From the outside it seems my life changed overnight. It felt so out of the blue, so unexpected. In reality, I’d been through this all before and before that. But every time I forget, every time I resign it to my past and put it in a tiny box I don’t let myself open.

One day I was training at the gym as I always did, I was running my kiddos around, chatting with friends, working on my business and playing the solo mum game.

The next, my body struggled to be upright, I couldn’t shower or stand at the bench to make school lunches. Most of all, I couldn’t accept it happening again.

That day turned into weeks and the weeks turned into months but before they did I picked up a paint brush.

Grieving the I life I had loved and cherished, consumed by a longing to go back, unable to do much more then lie down, I started to paint.
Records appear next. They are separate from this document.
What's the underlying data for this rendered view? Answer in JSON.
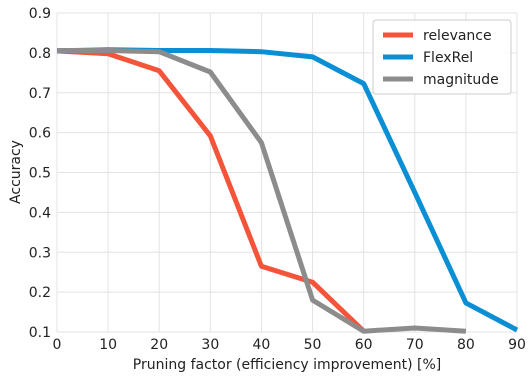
{
  "chart_data": {
    "type": "line",
    "title": "",
    "xlabel": "Pruning factor (efficiency improvement) [%]",
    "ylabel": "Accuracy",
    "xlim": [
      0,
      90
    ],
    "ylim": [
      0.1,
      0.9
    ],
    "x_ticks": [
      0,
      10,
      20,
      30,
      40,
      50,
      60,
      70,
      80,
      90
    ],
    "y_ticks": [
      0.1,
      0.2,
      0.3,
      0.4,
      0.5,
      0.6,
      0.7,
      0.8,
      0.9
    ],
    "y_tick_labels": [
      "0.1",
      "0.2",
      "0.3",
      "0.4",
      "0.5",
      "0.6",
      "0.7",
      "0.8",
      "0.9"
    ],
    "grid": true,
    "legend_position": "top-right",
    "x": [
      0,
      10,
      20,
      30,
      40,
      50,
      60,
      70,
      80,
      90
    ],
    "series": [
      {
        "name": "relevance",
        "color": "#f4543a",
        "values": [
          0.805,
          0.798,
          0.755,
          0.592,
          0.265,
          0.225,
          0.102,
          null,
          null,
          null
        ]
      },
      {
        "name": "FlexRel",
        "color": "#0a8fd4",
        "values": [
          0.805,
          0.808,
          0.806,
          0.806,
          0.803,
          0.79,
          0.723,
          0.45,
          0.173,
          0.105
        ]
      },
      {
        "name": "magnitude",
        "color": "#8c8c8c",
        "values": [
          0.806,
          0.806,
          0.803,
          0.752,
          0.575,
          0.18,
          0.102,
          0.11,
          0.102,
          null
        ]
      }
    ]
  }
}
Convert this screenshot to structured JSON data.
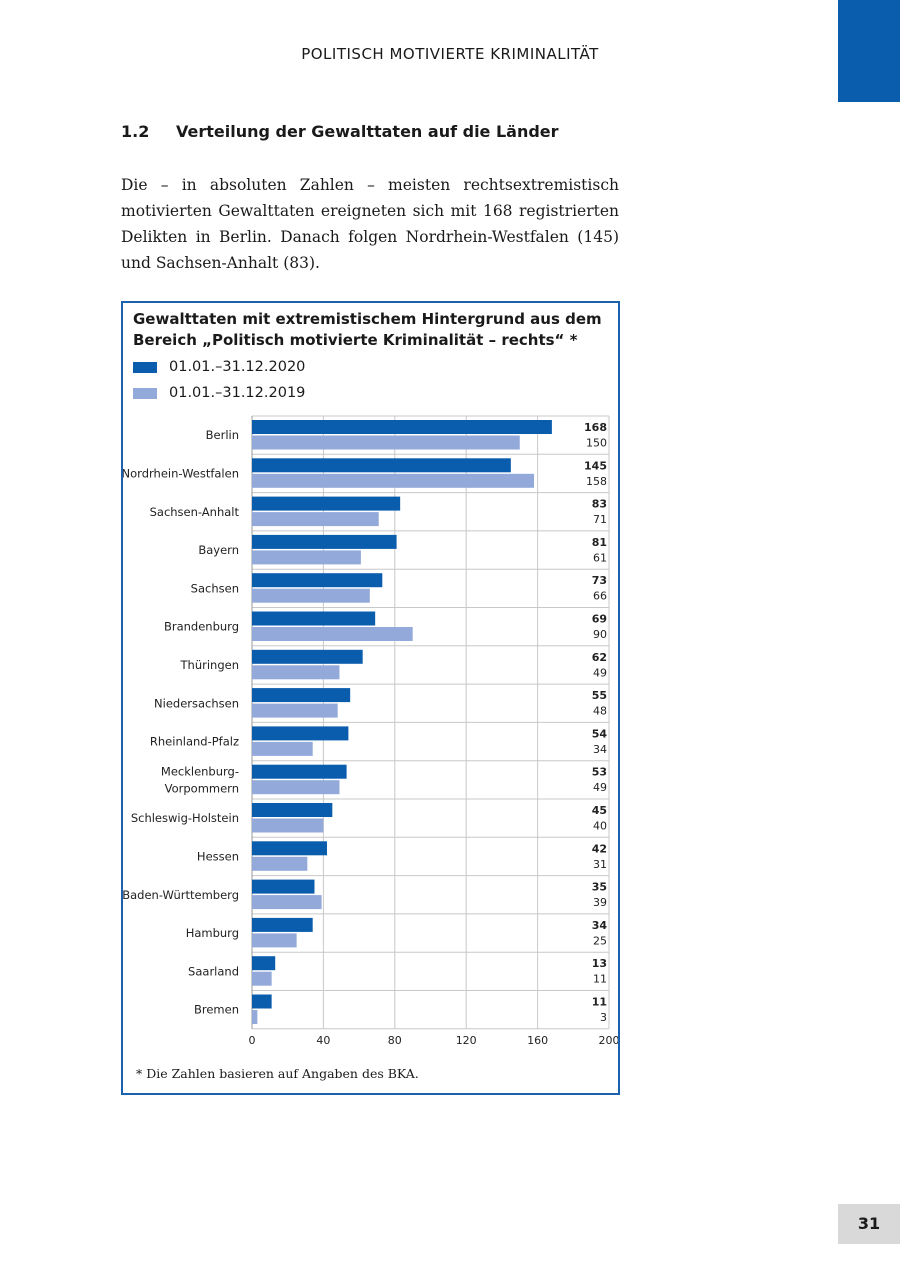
{
  "header": {
    "running_title": "POLITISCH MOTIVIERTE KRIMINALITÄT",
    "page_number": "31"
  },
  "section": {
    "number": "1.2",
    "title": "Verteilung der Gewalttaten auf die Länder"
  },
  "paragraph": "Die – in absoluten Zahlen – meisten rechtsextremistisch motivierten Gewalttaten ereigneten sich mit 168 registrierten Delikten in Berlin. Danach folgen Nordrhein-Westfalen (145) und Sachsen-Anhalt (83).",
  "footnote": "*  Die Zahlen basieren auf Angaben des BKA.",
  "chart_data": {
    "type": "bar",
    "orientation": "horizontal",
    "title": "Gewalttaten mit extremistischem Hintergrund aus dem Bereich „Politisch motivierte Kriminalität – rechts“ *",
    "categories": [
      "Berlin",
      "Nordrhein-Westfalen",
      "Sachsen-Anhalt",
      "Bayern",
      "Sachsen",
      "Brandenburg",
      "Thüringen",
      "Niedersachsen",
      "Rheinland-Pfalz",
      "Mecklenburg-\nVorpommern",
      "Schleswig-Holstein",
      "Hessen",
      "Baden-Württemberg",
      "Hamburg",
      "Saarland",
      "Bremen"
    ],
    "series": [
      {
        "name": "01.01.–31.12.2020",
        "color": "#0a5cad",
        "values": [
          168,
          145,
          83,
          81,
          73,
          69,
          62,
          55,
          54,
          53,
          45,
          42,
          35,
          34,
          13,
          11
        ]
      },
      {
        "name": "01.01.–31.12.2019",
        "color": "#93a9da",
        "values": [
          150,
          158,
          71,
          61,
          66,
          90,
          49,
          48,
          34,
          49,
          40,
          31,
          39,
          25,
          11,
          3
        ]
      }
    ],
    "xlim": [
      0,
      200
    ],
    "xticks": [
      0,
      40,
      80,
      120,
      160,
      200
    ],
    "grid": true,
    "legend": "top-left"
  }
}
At first I painted on dark backgrounds with meditative white lines. Over time the lines found colour and the backgrounds transformed from black to white.

These lines became my candles, my light in the dark; painting granted me hope.

Everyday I painted and this glimmer of hope expanded, it started filling me up and nourishing my spirit as only hope can.

The months rolled on, my physical body remained much the same but with each painting I was becoming someone new.

I was embracing concepts of impermanence, the ebb and flow of life, the beauty that lies in the here and now, in the everyday, the simple, ordinary, everyday. I was embracing all of me, no longer separating myself into parts that I do and don’t like, into wrong and right. Just seeing all of my colours and all of the colours in others and appreciating the beautiful tapestry they weave.

Over time I stepped back, I took a wider view and I saw that although my life was playing out nothing like I’d planned it was bright and magnificent and full of good bits. The dark, the stormy, the all consuming hard were merely outlines and tiny dots scattered here and there. If anything they only complemented the magic I’m blessed to call my world.

As I take out my paints and canvas’ I give thanks to the darkness for without it that brush would never have met my hand.

It is my hope that my art will bring love and light into a world that at times feels dark and heavy; that the work I share can inspire in another the life changing concepts it has inspired in me.